どちらの方向にもリスクがあるため、ドーズ量の範囲は最初の試行で固定するのではなく、通常は探索されます。
- ドーズ不足は初回サイクル損失の一部を未補償のままにする
- ドーズ過多は負極表面での金属リチウム析出とそれに伴う安全上の懸念を招く
- 平均としては正しいドーズ量であっても、分布が不均一であれば局所的な過剰ドーズが起こりうる
- 処理から組立までの保管時間と雰囲気がドーズ量の一部を消費する
ステップ4 — セルでの検証
ドーズ量はセルの結果によってのみ検証されます。直接的な確認方法は、プレリチウム化した電極で組み立てたフルセルの初回サイクルクーロン効率を、同じ電極バッチから作った未処理の基準セルと比較することです。

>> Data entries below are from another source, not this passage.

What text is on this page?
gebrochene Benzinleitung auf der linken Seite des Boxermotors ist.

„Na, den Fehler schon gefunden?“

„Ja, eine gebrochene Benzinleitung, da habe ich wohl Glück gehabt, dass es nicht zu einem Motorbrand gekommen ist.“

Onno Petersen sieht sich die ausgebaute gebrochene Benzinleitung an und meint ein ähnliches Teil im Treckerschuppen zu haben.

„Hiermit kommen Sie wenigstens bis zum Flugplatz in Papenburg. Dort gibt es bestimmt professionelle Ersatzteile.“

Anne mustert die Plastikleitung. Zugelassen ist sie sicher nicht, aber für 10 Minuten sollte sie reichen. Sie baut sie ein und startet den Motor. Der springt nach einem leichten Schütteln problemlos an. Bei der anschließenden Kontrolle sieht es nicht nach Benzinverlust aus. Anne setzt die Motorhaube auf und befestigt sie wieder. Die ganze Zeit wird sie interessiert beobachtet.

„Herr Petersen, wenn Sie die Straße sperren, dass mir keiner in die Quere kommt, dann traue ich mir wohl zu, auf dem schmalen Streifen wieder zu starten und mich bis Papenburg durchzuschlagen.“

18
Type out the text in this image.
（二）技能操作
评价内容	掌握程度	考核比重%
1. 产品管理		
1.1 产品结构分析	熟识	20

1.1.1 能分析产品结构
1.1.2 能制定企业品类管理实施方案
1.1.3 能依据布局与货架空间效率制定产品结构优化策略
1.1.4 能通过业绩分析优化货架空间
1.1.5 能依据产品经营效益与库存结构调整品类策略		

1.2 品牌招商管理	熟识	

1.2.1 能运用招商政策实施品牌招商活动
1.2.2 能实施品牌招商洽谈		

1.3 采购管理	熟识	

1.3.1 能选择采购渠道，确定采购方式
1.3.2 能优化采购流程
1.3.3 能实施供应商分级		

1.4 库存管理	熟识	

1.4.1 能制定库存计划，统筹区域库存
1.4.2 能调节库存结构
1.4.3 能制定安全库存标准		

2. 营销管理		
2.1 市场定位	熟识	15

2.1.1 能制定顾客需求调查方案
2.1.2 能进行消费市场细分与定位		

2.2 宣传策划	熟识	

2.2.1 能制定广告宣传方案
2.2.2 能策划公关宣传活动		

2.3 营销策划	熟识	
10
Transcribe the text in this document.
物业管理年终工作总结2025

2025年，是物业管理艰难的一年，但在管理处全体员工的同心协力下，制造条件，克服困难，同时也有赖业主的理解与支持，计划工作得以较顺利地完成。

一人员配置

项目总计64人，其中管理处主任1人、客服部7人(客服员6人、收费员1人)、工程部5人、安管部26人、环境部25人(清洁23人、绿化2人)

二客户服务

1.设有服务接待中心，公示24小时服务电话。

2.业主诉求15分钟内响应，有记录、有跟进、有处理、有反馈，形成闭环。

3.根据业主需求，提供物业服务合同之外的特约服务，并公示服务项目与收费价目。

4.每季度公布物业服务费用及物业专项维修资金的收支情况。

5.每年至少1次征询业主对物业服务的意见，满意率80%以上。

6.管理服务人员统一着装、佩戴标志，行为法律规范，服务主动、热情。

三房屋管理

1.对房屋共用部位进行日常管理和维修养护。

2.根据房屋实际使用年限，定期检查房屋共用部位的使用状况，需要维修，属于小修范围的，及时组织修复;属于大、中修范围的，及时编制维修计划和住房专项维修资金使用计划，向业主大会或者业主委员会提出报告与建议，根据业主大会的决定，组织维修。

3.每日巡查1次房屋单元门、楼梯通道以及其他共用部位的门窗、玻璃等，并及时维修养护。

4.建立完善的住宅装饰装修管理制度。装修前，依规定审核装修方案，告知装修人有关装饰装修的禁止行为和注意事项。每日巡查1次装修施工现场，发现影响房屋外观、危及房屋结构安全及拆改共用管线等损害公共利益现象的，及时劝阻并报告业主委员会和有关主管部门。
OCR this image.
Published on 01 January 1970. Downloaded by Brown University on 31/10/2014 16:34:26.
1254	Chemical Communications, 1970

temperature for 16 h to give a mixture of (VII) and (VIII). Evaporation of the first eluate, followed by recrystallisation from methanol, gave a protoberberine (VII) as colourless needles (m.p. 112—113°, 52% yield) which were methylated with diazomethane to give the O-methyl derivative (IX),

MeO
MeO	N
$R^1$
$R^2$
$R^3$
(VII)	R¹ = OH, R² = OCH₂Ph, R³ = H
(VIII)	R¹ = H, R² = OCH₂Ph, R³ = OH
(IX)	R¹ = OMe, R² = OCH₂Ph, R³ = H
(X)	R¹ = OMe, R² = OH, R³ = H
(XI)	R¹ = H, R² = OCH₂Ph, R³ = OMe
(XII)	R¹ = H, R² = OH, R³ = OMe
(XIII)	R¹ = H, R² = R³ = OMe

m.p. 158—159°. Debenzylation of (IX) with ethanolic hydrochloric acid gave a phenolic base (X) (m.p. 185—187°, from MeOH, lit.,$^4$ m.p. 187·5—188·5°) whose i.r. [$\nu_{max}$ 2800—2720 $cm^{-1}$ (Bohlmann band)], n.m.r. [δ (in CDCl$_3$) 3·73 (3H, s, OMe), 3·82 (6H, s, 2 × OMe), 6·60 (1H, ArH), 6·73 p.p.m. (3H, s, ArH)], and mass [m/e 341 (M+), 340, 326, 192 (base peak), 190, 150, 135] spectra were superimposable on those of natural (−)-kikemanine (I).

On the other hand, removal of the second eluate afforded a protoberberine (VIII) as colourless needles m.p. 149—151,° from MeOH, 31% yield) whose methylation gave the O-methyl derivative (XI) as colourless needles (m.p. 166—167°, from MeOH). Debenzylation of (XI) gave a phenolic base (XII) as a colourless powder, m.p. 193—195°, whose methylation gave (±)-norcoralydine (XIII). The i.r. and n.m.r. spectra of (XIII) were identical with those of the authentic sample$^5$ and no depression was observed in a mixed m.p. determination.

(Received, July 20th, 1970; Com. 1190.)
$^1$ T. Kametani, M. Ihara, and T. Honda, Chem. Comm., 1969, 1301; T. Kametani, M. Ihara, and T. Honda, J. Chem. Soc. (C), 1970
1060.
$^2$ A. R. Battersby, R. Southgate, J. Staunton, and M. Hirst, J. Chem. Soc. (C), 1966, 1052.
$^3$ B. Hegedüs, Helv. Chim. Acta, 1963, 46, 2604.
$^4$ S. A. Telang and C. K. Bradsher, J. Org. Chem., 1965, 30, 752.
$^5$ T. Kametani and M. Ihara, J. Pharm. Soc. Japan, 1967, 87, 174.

計算値の周辺で複数の水準を設定し、それ以外は同一条件としたドーズ量シリーズは、単一の測定点よりも通常より多くの情報をもたらします。それは補償が完全になる点と、プロセスが過リチウム化を始める点の両方を示すためです。化成を超えたサイクル試験も必要です。初回サイクルでは理想的に見えるドーズ量でも、サイクル寿命の観点では誤っている場合があるためです。
ドーズ量に関する結果を比較可能にするために
ドーズ量に関する検討で得られる数値は、その条件とあわせて初めて意味を持ちます。それらを一貫して記録することが、2つの試行、あるいは2つの手法を比較可能にする鍵となります。
- 電極配合、面積当たりの塗工量、空隙率
- 目標とする面積当たりのドーズ量と、それを実現するために用いた実際のプロセス条件
- 処理からセル組立までの時間と雰囲気
- 電解液、化成プロトコル、レート、温度、電圧範囲
- 同じ電極バッチから得た未処理の基準セル
要点まとめ
- 実際の電極で測定した面積当たりの不可逆容量に基づいてドーズ量を設計する。
- 非電気化学的手法では、供給されるリチウムが直接測定できないため校正が必要である。
- ドーズ不足は損失を未補償のままにし、ドーズ過多は金属リチウム析出のリスクを伴う。
- ドーズ量シリーズと未処理基準セルで検証し、化成を超えてサイクルさせる。